Perché il Bernabéu ha fischiato Mbappé e fischia sempre i giocatori del Real Madrid?

Per un club che fa del successo la sua ragion d'essere, l'unico modo per scampare alle proteste è continuare a vincere: quando non succede, i tifosi non perdonano. Nemmeno i fuoriclasse.

È possibile segnare 36 gol in 52 partite alla prima stagione con la nuova squadra e finire fischiati dai propri tifosi? Sì, se quella squadra si chiama Real Madrid. E non importa se quel giocatore si chiami Kylian Mbappé: dalle parti del Bernabéu, nell’ultimo secolo, lo stesso inflessibile trattamento è stato riservato a mostri sacri che hanno fatto la storia del club – senza nulla togliere al francese, subito chiamato a bissare un’annata (Liga più Champions League) statisticamente irripetibile. È il prezzo da pagare in una realtà ossessionata dai trofei: appena non arrivano, dagli spalti si alzano puntuali mugugni di disapprovazione. Non ci sono alternative, nel destino del Real Madrid. Vinci o sarai costretto a vincere.

Le proteste sono rimbombate forti e chiare durante l’ultimo match di campionato, domenica contro il Celta Vigo. Non è bastata la doppietta di Mbappé dopo il gol di Guler, con la sfida in ghiaccio già al 48esimo, per placare il mal di pancia dei tifosi: negli occhi ancora l’onta subita dal Barça in finale di Coppa del Re. E pazienza se alla fine di questa settimana ci sarà un nuovo Clásico, e che un’eventuale vittoria del Madrid potrebbe riaprire una buona fetta di campionato. Per aver tradito le aspettative – naturalmente altissime – i ragazzi di Ancelotti andavano fischiati. Punto. A partire da Vázquez e Tchouameni, individuati come i principali responsabili della più recente sconfitta (è bastato che lo speaker chiamasse i loro nomi).

Va detto: in questo i tifosi dei blancos sono spietatamente democratici. Da tempo non risparmiano nemmeno Mbappé, travolto dai ‘buuuu’ all’indomani dell’eliminazione europea per mano dell’Arsenal: durante la gara seguente, in casa contro l’Athletic, il francese era in tribuna squalificato, ma appena le telecamere l’hanno inquadrato sui maxischermi l’intero stadio si è espresso fin troppo eloquente. D’altronde l’ex PSG è stato protagonista del trasferimento a parametro zero più costoso della storia – ingaggio quinquennale fino a 150 milioni di euro, bonus compresi – e qualunque altro esito che non sia lo stradominio sportivo non è all’altezza dell’investimento (così il popolo ha parlato).
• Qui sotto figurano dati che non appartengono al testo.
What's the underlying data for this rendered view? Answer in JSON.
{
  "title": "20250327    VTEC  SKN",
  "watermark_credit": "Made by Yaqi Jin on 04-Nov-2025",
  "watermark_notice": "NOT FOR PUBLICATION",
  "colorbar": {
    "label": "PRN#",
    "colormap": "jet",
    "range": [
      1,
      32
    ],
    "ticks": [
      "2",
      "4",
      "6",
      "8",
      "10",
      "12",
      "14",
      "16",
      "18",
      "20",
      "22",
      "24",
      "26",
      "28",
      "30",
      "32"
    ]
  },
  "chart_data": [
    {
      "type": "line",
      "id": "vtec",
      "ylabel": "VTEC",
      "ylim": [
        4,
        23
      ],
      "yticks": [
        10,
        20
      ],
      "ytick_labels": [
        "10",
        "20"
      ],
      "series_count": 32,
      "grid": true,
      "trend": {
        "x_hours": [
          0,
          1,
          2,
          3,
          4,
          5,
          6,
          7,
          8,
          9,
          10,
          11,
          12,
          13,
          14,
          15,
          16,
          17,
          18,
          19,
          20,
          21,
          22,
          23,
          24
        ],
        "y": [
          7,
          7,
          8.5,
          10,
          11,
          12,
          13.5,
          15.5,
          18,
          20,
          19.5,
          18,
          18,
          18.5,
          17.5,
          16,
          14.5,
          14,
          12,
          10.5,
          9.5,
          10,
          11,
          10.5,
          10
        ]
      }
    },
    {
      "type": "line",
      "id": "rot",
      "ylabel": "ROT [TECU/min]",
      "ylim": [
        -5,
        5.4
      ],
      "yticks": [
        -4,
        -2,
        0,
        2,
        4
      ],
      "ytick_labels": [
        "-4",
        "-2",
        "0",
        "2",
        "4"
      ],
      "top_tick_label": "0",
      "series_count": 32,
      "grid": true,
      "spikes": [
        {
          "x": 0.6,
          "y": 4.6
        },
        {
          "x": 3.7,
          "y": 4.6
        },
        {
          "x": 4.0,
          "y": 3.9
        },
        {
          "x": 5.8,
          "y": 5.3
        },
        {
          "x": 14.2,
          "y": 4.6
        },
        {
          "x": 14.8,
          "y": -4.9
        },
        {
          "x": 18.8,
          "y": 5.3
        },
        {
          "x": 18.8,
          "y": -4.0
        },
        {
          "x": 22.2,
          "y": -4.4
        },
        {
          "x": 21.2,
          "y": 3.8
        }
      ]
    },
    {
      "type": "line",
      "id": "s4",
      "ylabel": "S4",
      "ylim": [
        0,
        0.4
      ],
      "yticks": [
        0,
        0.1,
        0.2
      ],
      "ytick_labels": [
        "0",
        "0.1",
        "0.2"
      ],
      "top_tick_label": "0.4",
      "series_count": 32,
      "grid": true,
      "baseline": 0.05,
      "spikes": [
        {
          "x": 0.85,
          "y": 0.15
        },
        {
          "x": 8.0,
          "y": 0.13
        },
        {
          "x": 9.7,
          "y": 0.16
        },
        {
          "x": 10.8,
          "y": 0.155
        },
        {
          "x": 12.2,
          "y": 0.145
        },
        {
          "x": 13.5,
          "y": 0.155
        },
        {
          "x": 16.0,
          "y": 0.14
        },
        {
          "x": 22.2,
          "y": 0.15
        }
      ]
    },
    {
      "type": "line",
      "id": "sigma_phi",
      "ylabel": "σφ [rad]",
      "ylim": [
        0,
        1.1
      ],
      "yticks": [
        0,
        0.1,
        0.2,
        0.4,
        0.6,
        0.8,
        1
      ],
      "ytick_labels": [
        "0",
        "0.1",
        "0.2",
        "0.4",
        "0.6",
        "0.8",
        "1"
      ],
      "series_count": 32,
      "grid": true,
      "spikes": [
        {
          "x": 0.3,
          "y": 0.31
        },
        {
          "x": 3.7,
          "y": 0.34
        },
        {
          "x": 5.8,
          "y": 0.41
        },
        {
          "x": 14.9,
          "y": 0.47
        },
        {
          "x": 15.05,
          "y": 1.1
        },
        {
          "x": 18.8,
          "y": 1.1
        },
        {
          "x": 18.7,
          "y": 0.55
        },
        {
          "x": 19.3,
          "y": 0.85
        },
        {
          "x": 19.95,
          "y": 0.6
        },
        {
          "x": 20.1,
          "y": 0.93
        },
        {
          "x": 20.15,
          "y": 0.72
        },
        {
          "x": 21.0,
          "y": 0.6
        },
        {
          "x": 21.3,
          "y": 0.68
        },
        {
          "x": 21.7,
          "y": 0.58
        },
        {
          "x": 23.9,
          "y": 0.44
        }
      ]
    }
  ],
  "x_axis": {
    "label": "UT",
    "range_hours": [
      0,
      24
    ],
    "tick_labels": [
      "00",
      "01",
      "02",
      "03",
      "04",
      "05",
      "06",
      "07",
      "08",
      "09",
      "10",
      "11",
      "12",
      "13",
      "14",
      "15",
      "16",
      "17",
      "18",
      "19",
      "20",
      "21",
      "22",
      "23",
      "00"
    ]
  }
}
I miracoli non li fa neanche Mbappé, mancato però nei momenti decisivi e non ancora migliorativo – al netto dei tanti gol – all’interno dello scacchiere tattico di Ancelotti.

«Questi fischi sono una strigliata accettabile», ha commentato proprio Ancelotti, ben conscio dell’ambiente circostante e di cosa riesca a stimolarlo. Anche perché la stessa sorte, in questa stagione, era già toccata a Vini Jr. – che a differenza di Kylian col Real ha già vinto tutto, da protagonista, fino a diventare un simbolo collettivo di un club oltraggiato per il mancato arrivo del Pallone d’Oro, soltanto pochi mesi fa. E riavvolgendo il nastro, non sono stati risparmiati dalla pubblica contestazione nemmeno Zidane, Bale, Ronaldo (sia il Fenomeno, sia CR7) Casillas, Valdano o Di Stéfano. Praticamente il gotha della storia Real, il gotha del calcio mondiale. Ci vogliono le spalle larghe per giocare al Bernabéu, devono ancora più larghe per sopportare le conseguenze di una mancata vittoria.